更远处,城墙在目力所及处静默矗立,城门虽开,出入的人流却显得稀落而匆忙,空气中弥漫着一种山雨欲来的、令人心悸的沉寂。
“相公,前面不到十里,就是桐州城,是否要派人前去通禀?”糜钧问道。
“不必。”赫连良平抬手止住,遥望着城池轮廓,冷冷说道,“各地既已草木皆兵,又岂会不早早布下耳目?我们如此大张旗鼓地来,他们早该知晓,既然不主动出来迎,那就让他们寝食难安吧。”

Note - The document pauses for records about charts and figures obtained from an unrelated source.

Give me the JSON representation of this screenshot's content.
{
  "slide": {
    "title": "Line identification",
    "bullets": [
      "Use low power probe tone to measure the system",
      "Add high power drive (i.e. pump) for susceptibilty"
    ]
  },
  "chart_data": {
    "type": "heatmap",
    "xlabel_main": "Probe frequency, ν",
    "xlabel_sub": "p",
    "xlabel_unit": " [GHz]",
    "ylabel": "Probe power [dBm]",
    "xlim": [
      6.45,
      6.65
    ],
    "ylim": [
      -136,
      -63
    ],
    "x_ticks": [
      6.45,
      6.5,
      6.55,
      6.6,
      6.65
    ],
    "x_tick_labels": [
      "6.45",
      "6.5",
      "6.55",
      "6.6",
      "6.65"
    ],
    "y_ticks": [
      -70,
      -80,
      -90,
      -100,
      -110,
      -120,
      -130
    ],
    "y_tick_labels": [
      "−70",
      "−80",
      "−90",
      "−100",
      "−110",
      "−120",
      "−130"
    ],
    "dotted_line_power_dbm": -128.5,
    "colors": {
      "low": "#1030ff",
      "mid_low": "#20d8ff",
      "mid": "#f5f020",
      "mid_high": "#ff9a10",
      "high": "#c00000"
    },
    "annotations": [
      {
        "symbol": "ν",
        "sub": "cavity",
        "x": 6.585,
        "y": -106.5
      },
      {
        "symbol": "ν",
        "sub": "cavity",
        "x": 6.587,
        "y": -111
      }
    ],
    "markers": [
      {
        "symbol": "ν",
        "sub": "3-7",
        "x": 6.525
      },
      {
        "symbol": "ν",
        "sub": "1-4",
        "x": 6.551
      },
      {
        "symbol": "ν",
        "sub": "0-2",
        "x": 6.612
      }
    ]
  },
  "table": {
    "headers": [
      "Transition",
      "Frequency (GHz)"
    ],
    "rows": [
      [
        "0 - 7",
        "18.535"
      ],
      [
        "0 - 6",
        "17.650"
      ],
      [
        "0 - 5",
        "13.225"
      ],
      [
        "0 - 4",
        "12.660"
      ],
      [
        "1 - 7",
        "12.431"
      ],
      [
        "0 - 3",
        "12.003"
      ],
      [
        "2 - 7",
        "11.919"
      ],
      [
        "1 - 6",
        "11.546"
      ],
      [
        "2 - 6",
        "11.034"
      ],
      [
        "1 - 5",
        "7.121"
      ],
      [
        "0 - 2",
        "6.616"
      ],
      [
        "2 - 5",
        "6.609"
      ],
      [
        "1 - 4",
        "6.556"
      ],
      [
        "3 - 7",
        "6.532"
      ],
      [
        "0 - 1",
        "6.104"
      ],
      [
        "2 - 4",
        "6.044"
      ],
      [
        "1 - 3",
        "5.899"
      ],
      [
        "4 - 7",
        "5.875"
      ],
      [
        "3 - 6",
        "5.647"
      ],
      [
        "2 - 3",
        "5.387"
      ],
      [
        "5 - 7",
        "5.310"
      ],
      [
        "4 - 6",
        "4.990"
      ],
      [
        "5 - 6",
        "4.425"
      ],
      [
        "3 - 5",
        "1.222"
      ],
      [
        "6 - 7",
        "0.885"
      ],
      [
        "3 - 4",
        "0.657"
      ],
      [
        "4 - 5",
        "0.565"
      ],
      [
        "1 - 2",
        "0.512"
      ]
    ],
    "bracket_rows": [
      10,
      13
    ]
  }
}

他握了握腰间佩剑,“传令,全军于城外五里处扎营,不必遮遮掩掩,要让城中之人看得见刀光,本官先独自往城里走一遭。”
糜钧大惊:“相公不可,您独自进城,万一有什么危险……”
“无妨,本官虽从战场上退了下来,但也……”
“不行!”不等赫连良平说完,糜钧便出声打断,他也顾不上尊卑了,抱拳急道,“您若出现意外,不仅末将无法跟朝廷交代,就连陛下要推行的新制也会夭折,还请相公以大局为重!”